# Help - restuarants in central London



## Just a girl (Mar 6, 2008)

Hello   

I'm going on a hen night to london next weekend and as one of the organisers I need to find a cheap resturant to book us all in too. (and yes I know I've left it quite late to find somewhere) 

I say cheap as the weekend has cost everyone enough already so just trying to keep everyones spending down a bit as I know money is an issue for a few going (including myself) as the wedding is in the Caribbean. 

For anyone who knows London well we are staying in the Grange Holborn which is on Southampton row. 

Thanks for reading


----------



## suesunday (Dec 13, 2009)

Hi. If you're on southampton row, I can recommend both the Bloomsbury Bowling Lanes and the All Star Bowling Lane - both very very close to you. The first is a bit indie and slightly studenty but really cool - does burgers and chips (not exactly sure how cheap it is but you can google it). The second is 50s style, same sort of food, but a bit posher, with a lovely bar - might be slightly more expensive. Both quite hen night-tastic.
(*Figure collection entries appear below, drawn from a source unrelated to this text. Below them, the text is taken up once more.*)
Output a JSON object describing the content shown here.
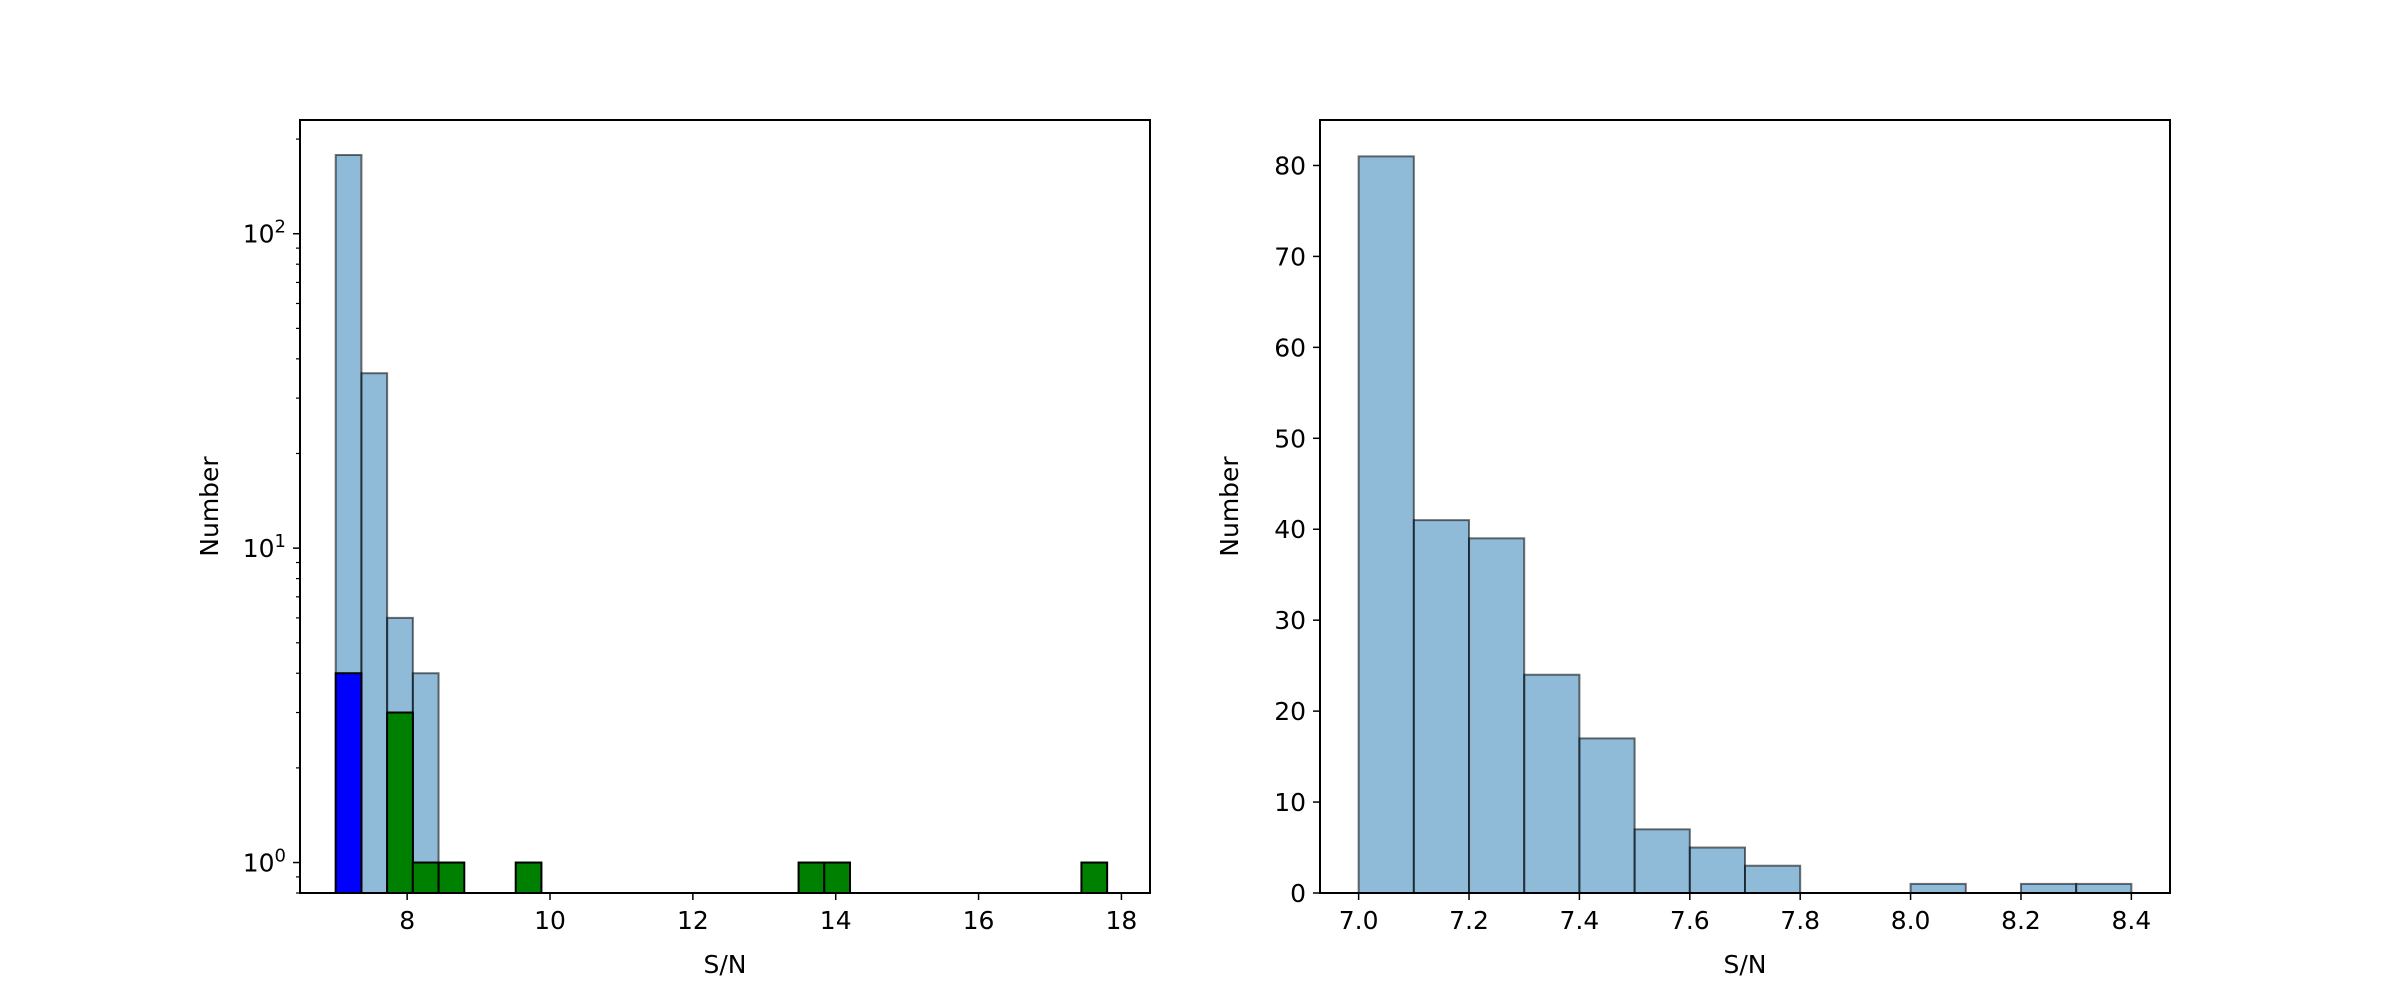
{
  "chart_data": [
    {
      "type": "bar",
      "xlabel": "S/N",
      "ylabel": "Number",
      "xlim": [
        6.5,
        18.4
      ],
      "ylim": [
        0.8,
        230
      ],
      "yscale": "log",
      "x_ticks": [
        8,
        10,
        12,
        14,
        16,
        18
      ],
      "y_ticks": [
        {
          "value": 1,
          "base": "10",
          "exp": "0"
        },
        {
          "value": 10,
          "base": "10",
          "exp": "1"
        },
        {
          "value": 100,
          "base": "10",
          "exp": "2"
        }
      ],
      "grid": false,
      "series": [
        {
          "color": "#1f77b4",
          "bin_width": 0.36,
          "bins": [
            {
              "x": 7.0,
              "value": 178
            },
            {
              "x": 7.36,
              "value": 36
            },
            {
              "x": 7.72,
              "value": 6
            },
            {
              "x": 8.08,
              "value": 4
            }
          ]
        },
        {
          "color": "#0000ff",
          "bin_width": 0.36,
          "bins": [
            {
              "x": 7.0,
              "value": 4
            }
          ]
        },
        {
          "color": "#008000",
          "bin_width": 0.36,
          "bins": [
            {
              "x": 7.72,
              "value": 3
            },
            {
              "x": 8.08,
              "value": 1
            },
            {
              "x": 8.44,
              "value": 1
            },
            {
              "x": 9.52,
              "value": 1
            },
            {
              "x": 13.48,
              "value": 1
            },
            {
              "x": 13.84,
              "value": 1
            },
            {
              "x": 17.44,
              "value": 1
            }
          ]
        }
      ]
    },
    {
      "type": "bar",
      "xlabel": "S/N",
      "ylabel": "Number",
      "xlim": [
        6.93,
        8.47
      ],
      "ylim": [
        0,
        85
      ],
      "yscale": "linear",
      "x_ticks": [
        "7.0",
        "7.2",
        "7.4",
        "7.6",
        "7.8",
        "8.0",
        "8.2",
        "8.4"
      ],
      "y_ticks": [
        "0",
        "10",
        "20",
        "30",
        "40",
        "50",
        "60",
        "70",
        "80"
      ],
      "grid": false,
      "series": [
        {
          "color": "#1f77b4",
          "bin_width": 0.1,
          "bins": [
            {
              "x": 7.0,
              "value": 81
            },
            {
              "x": 7.1,
              "value": 41
            },
            {
              "x": 7.2,
              "value": 39
            },
            {
              "x": 7.3,
              "value": 24
            },
            {
              "x": 7.4,
              "value": 17
            },
            {
              "x": 7.5,
              "value": 7
            },
            {
              "x": 7.6,
              "value": 5
            },
            {
              "x": 7.7,
              "value": 3
            },
            {
              "x": 7.8,
              "value": 0
            },
            {
              "x": 7.9,
              "value": 0
            },
            {
              "x": 8.0,
              "value": 1
            },
            {
              "x": 8.1,
              "value": 0
            },
            {
              "x": 8.2,
              "value": 1
            },
            {
              "x": 8.3,
              "value": 1
            }
          ]
        }
      ]
    }
  ]
}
You might be able to book tables at either. 

Otherwise, if you want really cheap, there are some great Indian restaurants on Drummond Street near Euston, but it's not really a hen night type of place. 

I used to live 5 minutes from Southampton Row... Happy days.


----------



## Just a girl (Mar 6, 2008)

Suesunday 
Thankyou they sound great especially The all star bowling lanes sounds great especially as we'll all be in fancy dress and the hen is going to be Marilyn Monroe!

Off to google it now - thanks again x


----------



## Just a girl (Mar 6, 2008)

Hi Suesunday
Just to let you know we went last night to the 'All star lanes' for dinner and it was great - thanks for the recommendation, it was less then 5mins from our hotel too! xxx


----------